New translation causes controversy and publishing pushup -- but will that translate into sales?

Improbable as it may seem, last month's British publication of Aesop: The Complete Fables created a giant stir, with a beaver doing a star turn. Sort of. Reuters, the New York Times, NPR -- not to mention Rush Limbaugh and Comedy Central -- found the new edition of the Greek fabulist's fables so worthy of attention that Penguin Classics has responded by moving up the American publication of the book from its original July release date to February 24, with books shipping in the next few days. The house has upped the print run, too, from 3000 to 8000, an unusually high number for a Penguin Classic.
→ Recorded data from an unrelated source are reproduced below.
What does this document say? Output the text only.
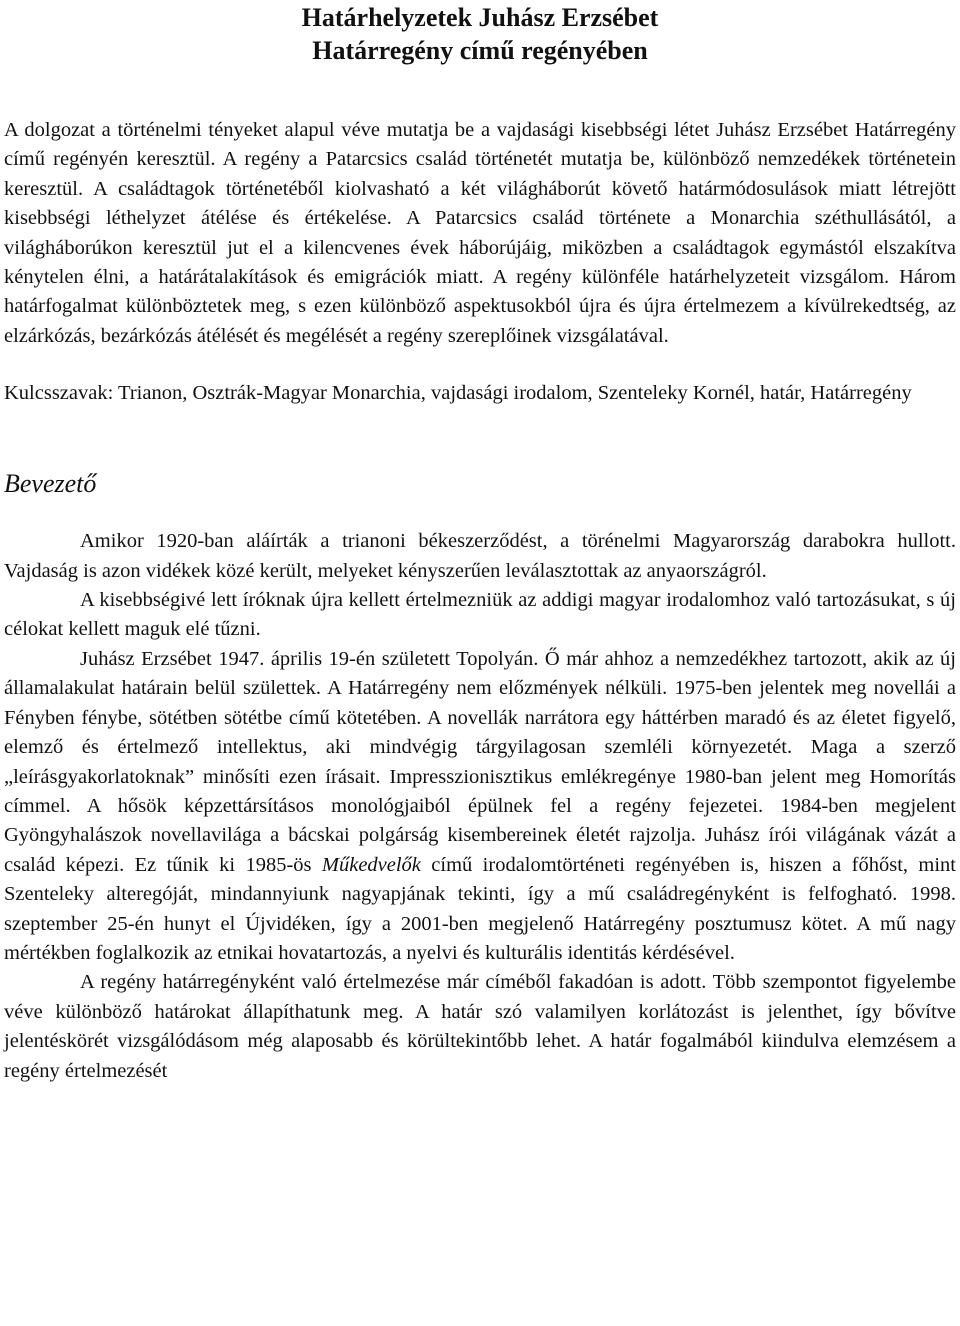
Határhelyzetek Juhász Erzsébet
Határregény című regényében
A dolgozat a történelmi tényeket alapul véve mutatja be a vajdasági kisebbségi létet Juhász Erzsébet Határregény című regényén keresztül. A regény a Patarcsics család történetét mutatja be, különböző nemzedékek történetein keresztül. A családtagok történetéből kiolvasható a két világháborút követő határmódosulások miatt létrejött kisebbségi léthelyzet átélése és értékelése. A Patarcsics család története a Monarchia széthullásától, a világháborúkon keresztül jut el a kilencvenes évek háborújáig, miközben a családtagok egymástól elszakítva kénytelen élni, a határátalakítások és emigrációk miatt. A regény különféle határhelyzeteit vizsgálom. Három határfogalmat különböztetek meg, s ezen különböző aspektusokból újra és újra értelmezem a kívülrekedtség, az elzárkózás, bezárkózás átélését és megélését a regény szereplőinek vizsgálatával.
Kulcsszavak: Trianon, Osztrák-Magyar Monarchia, vajdasági irodalom, Szenteleky Kornél, határ, Határregény
Bevezető

Amikor 1920-ban aláírták a trianoni békeszerződést, a törénelmi Magyarország darabokra hullott. Vajdaság is azon vidékek közé került, melyeket kényszerűen leválasztottak az anyaországról.

A kisebbségivé lett íróknak újra kellett értelmezniük az addigi magyar irodalomhoz való tartozásukat, s új célokat kellett maguk elé tűzni.

Juhász Erzsébet 1947. április 19-én született Topolyán. Ő már ahhoz a nemzedékhez tartozott, akik az új államalakulat határain belül születtek. A Határregény nem előzmények nélküli. 1975-ben jelentek meg novellái a Fényben fénybe, sötétben sötétbe című kötetében. A novellák narrátora egy háttérben maradó és az életet figyelő, elemző és értelmező intellektus, aki mindvégig tárgyilagosan szemléli környezetét. Maga a szerző „leírásgyakorlatoknak” minősíti ezen írásait. Impresszionisztikus emlékregénye 1980-ban jelent meg Homorítás címmel. A hősök képzettársításos monológjaiból épülnek fel a regény fejezetei. 1984-ben megjelent Gyöngyhalászok novellavilága a bácskai polgárság kisembereinek életét rajzolja. Juhász írói világának vázát a család képezi. Ez tűnik ki 1985-ös Műkedvelők című irodalomtörténeti regényében is, hiszen a főhőst, mint Szenteleky alteregóját, mindannyiunk nagyapjának tekinti, így a mű családregényként is felfogható. 1998. szeptember 25-én hunyt el Újvidéken, így a 2001-ben megjelenő Határregény posztumusz kötet. A mű nagy mértékben foglalkozik az etnikai hovatartozás, a nyelvi és kulturális identitás kérdésével.

A regény határregényként való értelmezése már címéből fakadóan is adott. Több szempontot figyelembe véve különböző határokat állapíthatunk meg. A határ szó valamilyen korlátozást is jelenthet, így bővítve jelentéskörét vizsgálódásom még alaposabb és körültekintőbb lehet. A határ fogalmából kiindulva elemzésem a regény értelmezését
So what's causing the buzz? Yes, folks, a beaver, but not your average tree-chawing beaver. This one mutilates his own genitals in order to escape capture, and he is just one creature in Robert and Olivia Temple's new, uncensored translation that now includes 100 stories not previously found among what had been somewhat bowdlerized translations from Aesop's 6th-century B.C. tales. The translators discovered the new fables by returning to the last known version of the Greek text, published in 1927. "A beaver's genitals serve, it is said, to cure certain ailments," reads one of the new tales. "When he sees himself about to be caught, he will bite off his own parts, throw them, and thus save his own life. Moral: Among men also, those are wise who, if attacked for their money, will sacrifice it rather than lose their lives." Other tales examine adrogynous hyenas and a "camel who shat in the river."

Penguin director of academic marketing and sales Dan Lundy told PW he's rather surprised by the attention the new translation has received. "It's funny what people pick up on," he said. The house's decision for the new translation originally came from a desire to finally supplant the 1954 Penguin Classic translated by S.A. Hanford, which sells about 2000 copies per year.

"We were all aware that a 1954 edition came from an entirely different era in regard to its approach toward Aesop," said Ed Iwanicki, director of group publishing at Penguin Classics.

And perhaps the racier anecdotes in this new Aesop will spark some extra sales. "It seems like the type of thing that the more literary types will want, as well as the Gen-Xers," said Dawn Bailey, publicist for Vero Beach (Fla.) Book Center.